General Paxton told Texas Lieutenant Governor Dan Patrick (R) in an advisory opinion that a licensed worshiper may carry their firearm onto a religious entity’s property if the institution does not provide proper notice to attendees that such items are forbidden. Unless the requirements under Sections 30.06 and 30.07 of the Penal Code are met, Texans may lawfully carry concealed or visible weapons, respectively, Paxton explains.
If a body of worship utilizes a building in a rental capacity, attendees are bound by the property owner’s existing notice.
“To the extent a church operates on property other than its own, it should consult with the owner of the property to determine the extent to which it may prohibit or allow the carrying of handguns,” Paxton writes.

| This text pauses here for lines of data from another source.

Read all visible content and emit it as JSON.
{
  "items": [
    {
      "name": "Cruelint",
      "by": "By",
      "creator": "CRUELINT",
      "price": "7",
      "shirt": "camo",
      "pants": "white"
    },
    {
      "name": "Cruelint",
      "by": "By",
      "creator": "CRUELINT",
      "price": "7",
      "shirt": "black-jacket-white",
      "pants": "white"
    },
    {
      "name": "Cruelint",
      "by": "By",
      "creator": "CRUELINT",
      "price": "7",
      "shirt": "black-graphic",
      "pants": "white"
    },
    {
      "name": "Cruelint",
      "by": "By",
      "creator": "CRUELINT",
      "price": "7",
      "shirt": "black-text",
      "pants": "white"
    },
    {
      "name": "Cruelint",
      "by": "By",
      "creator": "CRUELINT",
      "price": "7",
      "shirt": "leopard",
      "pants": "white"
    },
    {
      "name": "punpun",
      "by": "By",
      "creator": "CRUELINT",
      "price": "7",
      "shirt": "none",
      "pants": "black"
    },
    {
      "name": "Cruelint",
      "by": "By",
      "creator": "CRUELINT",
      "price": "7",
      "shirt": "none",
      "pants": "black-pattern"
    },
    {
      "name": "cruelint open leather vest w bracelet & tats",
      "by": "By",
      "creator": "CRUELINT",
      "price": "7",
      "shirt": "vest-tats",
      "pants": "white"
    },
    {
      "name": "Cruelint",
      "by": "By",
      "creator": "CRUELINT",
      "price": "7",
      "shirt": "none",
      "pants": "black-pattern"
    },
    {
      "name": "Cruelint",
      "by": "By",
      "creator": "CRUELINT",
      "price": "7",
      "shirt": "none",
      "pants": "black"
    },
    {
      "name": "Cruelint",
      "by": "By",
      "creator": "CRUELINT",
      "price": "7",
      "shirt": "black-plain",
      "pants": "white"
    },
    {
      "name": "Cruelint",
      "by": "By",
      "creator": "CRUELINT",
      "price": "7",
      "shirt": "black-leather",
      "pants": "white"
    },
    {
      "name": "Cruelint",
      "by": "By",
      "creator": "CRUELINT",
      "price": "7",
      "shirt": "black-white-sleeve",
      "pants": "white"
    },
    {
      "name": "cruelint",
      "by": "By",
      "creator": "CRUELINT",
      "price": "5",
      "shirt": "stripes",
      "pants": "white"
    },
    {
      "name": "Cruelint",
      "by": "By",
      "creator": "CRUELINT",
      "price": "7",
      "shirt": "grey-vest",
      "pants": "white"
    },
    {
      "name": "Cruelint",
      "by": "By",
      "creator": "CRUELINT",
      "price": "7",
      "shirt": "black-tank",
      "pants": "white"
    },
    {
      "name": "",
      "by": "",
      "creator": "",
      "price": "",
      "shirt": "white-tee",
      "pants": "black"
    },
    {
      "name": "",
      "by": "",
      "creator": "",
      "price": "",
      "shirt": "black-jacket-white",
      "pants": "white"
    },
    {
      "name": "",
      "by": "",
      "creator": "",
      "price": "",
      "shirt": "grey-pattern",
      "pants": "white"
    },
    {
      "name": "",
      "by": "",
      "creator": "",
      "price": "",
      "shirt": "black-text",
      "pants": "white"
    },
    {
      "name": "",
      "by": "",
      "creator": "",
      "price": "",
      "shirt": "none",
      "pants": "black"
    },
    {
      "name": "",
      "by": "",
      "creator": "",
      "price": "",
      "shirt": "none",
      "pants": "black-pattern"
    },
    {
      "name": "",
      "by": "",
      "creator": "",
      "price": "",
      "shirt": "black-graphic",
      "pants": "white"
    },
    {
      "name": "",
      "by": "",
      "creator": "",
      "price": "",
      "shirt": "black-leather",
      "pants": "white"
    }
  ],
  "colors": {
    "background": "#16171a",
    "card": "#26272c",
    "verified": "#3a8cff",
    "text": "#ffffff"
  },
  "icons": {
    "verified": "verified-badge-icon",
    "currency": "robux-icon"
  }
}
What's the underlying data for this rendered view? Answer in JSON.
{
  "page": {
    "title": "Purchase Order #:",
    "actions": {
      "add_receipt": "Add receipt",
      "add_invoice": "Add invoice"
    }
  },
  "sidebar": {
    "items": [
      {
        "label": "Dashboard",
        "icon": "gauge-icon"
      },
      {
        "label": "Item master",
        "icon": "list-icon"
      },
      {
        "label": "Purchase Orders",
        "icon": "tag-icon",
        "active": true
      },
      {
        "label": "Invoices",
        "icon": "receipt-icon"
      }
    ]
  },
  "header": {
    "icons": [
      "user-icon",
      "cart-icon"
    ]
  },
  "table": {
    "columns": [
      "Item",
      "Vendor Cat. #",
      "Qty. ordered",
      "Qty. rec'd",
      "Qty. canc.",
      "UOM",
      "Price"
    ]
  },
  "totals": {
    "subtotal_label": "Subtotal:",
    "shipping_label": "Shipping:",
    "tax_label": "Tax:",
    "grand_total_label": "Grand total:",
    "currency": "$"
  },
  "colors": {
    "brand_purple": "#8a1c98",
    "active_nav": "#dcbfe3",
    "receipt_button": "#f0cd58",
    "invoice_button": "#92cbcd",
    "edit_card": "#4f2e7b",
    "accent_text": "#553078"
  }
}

Separately, General Paxton agreed that churches and other religious institutions are no longer subject to licensing fees, should they wish to utilize a volunteer security force on their grounds. On September 1, 2017, Senate Bill 2065 went into effect, exempting the $400 initial fee for such arrangements and any annual renewal expenses owed to the State, reportedly running $225 thereafter. The advisory opinion notes that in order to qualify for the fee exemption, unpaid volunteers may not wear uniforms, badges, or insignia that would create the appearance they are “peace officers” or other authorities.
Both Paxton and Patrick acknowledged the weight of the matters in their writings by making references to the tragic shooting on November 5, 2017. Breitbart Texas reported at the time that Devin Patrick Kelley entered the Sutherland Springs First Baptist Church armed with a Ruger AR-15 and began to shoot worshipers at close range. Kelley would eventually kill 26 and leave dozens injured, including young children. Kelley was forced from the church grounds when a barefoot neighbor, Stephen Willeford, fired intervening shots and later engaged in a car chase with the help of an unfamiliar passing motorist. The former National Rifle Association trainer reportedly witnessed Kelley’s vehicle swerve off the road after the church shooter turned his remaining weapon on himself.
Given the new law and traumatizing events in Sutherland Springs, Patrick asked on December 1 that his requests for clarity be expedited “so that churches may know what legal options they have to improve their security.”